Barack Obama 's infomercial has been widely well-received. The 30-minute spot was impeccably produced and part of a full-court press that the Democratic ticket has unleashed this week. If nothing else, talk of Obama's commercial -- pre- and post- -- have effectively taken up another two days of media coverage with five days remaining until the election. Can McCain recover? Today's buzz: 

  • Howard Wolfson wrote in the New Republic blog The Flack that the infomercial was a very effective closing argument that was well produced and effective in appealing to undecideds. Take-away: "At a time when the McCain campaign is doing everything it can to knock Sen. Obama off his game, it's another example of how and why that task is so difficult."
  • Obama's ad was slick but Billy Mays has more content when he's selling products on TV, wrote Cal Thomas in The Fox Forum. Take-away: "Barack Obama's expensive-looking infomercial was all about  government and nothing about you."
  • Obama's polished infomercial was a heartfelt appeal to voters that told a story of despair that reverberates across the nation, wrote John Nichols in the Nation.

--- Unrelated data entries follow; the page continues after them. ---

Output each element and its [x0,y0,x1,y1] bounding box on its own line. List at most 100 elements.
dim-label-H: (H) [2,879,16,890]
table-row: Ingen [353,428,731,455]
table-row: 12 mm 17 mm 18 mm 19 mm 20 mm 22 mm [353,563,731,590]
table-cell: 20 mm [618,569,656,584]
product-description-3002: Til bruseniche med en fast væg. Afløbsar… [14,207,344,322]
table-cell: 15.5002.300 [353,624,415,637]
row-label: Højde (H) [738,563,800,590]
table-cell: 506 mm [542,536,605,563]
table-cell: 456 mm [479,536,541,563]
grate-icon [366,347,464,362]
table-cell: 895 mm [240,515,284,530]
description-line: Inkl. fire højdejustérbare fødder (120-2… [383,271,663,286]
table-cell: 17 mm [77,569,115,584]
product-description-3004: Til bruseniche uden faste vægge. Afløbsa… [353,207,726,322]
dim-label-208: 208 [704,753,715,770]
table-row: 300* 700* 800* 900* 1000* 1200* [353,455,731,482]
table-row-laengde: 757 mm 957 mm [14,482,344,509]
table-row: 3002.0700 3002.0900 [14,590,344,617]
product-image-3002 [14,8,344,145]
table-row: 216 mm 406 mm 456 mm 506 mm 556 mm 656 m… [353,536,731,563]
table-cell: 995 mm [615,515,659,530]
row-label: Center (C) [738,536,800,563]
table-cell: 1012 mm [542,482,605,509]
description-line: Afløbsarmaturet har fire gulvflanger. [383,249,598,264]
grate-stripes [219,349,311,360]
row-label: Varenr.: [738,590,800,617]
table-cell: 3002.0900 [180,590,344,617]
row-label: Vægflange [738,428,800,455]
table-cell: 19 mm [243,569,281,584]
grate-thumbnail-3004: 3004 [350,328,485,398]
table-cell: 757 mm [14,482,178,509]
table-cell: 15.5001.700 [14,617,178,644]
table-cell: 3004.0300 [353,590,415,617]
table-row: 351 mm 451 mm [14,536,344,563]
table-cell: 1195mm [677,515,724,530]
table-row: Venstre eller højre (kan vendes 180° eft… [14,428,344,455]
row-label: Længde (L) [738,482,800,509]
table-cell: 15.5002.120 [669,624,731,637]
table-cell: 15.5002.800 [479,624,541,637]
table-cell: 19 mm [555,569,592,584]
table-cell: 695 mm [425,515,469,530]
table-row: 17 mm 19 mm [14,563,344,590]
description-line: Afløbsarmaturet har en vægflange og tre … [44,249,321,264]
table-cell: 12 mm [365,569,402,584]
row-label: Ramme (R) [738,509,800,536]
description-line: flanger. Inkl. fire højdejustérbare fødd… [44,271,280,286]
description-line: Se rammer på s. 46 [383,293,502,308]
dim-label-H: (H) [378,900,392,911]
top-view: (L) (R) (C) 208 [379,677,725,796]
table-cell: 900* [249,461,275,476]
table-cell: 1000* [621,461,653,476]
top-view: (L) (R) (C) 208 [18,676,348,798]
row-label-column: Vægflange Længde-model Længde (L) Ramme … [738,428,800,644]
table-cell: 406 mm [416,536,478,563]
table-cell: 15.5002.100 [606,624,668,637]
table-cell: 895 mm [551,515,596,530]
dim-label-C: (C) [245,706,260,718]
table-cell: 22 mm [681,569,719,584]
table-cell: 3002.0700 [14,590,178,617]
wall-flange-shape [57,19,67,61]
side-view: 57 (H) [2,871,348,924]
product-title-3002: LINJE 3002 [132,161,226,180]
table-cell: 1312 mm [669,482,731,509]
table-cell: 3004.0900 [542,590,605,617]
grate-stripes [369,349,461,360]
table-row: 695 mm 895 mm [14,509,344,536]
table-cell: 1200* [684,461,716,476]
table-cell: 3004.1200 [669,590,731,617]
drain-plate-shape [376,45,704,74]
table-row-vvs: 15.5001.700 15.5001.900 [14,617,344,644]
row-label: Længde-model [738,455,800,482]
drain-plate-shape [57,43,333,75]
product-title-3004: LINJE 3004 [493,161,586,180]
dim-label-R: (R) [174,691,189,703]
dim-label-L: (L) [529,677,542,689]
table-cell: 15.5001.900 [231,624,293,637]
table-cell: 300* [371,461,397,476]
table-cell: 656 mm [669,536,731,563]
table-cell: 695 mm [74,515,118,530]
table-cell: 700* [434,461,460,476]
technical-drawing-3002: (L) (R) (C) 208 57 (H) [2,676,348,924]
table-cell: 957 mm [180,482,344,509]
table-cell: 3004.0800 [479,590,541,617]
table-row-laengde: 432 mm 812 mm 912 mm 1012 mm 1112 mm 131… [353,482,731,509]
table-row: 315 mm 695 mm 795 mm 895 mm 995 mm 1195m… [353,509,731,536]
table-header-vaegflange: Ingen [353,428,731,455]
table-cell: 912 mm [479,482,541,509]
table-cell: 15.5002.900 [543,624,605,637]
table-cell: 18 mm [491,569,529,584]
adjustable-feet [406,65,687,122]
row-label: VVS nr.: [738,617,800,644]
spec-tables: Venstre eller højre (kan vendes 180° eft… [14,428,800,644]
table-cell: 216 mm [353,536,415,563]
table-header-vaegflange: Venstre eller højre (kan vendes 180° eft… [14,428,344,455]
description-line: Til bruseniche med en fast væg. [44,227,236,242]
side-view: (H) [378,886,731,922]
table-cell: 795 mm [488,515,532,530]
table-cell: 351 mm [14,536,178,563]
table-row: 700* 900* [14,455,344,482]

Take-away: "Obama's commercial is a thirty-minute slice of an American story that was crying out to be told .. and that Barack Obama heard."  
  • The infomercial was propagandistic in its effectiveness but it didn't backfire as many had feared it would, wrote Daniel Menaker in HuffPo. Take-away: "Barack Obama may be a New Man for a New  Age -- I hope and even believe that he is -- but his way of winning this election, if he does, is sort of apotheosis of modern advertising and packaging and big-budget electioneering, with a touch of idolatrous fever."
  • Team McCain is relying on a lot more hope than Obama these days, wrote John Dickerson in Slate.  The McCain camp -- and its pollster -- believe it's possible to pull off a W on Nov. 4, but are they crazy? Take-away: "In McCain's most optimistic scenario, he loses a few Republican states like New Mexico, Nevada, Colorado and Iowa. He just has to hope that he doesn't lose too many of them."
  • What we've learned about McCain was that the infighting and poll numbers suggest is that he was unable to create a coherent philosophy and uninterested in managing a large enterprise, wrote David Broder in the WaPo. Take-away: "The shortcoming was intellectual as well as bureaucratic."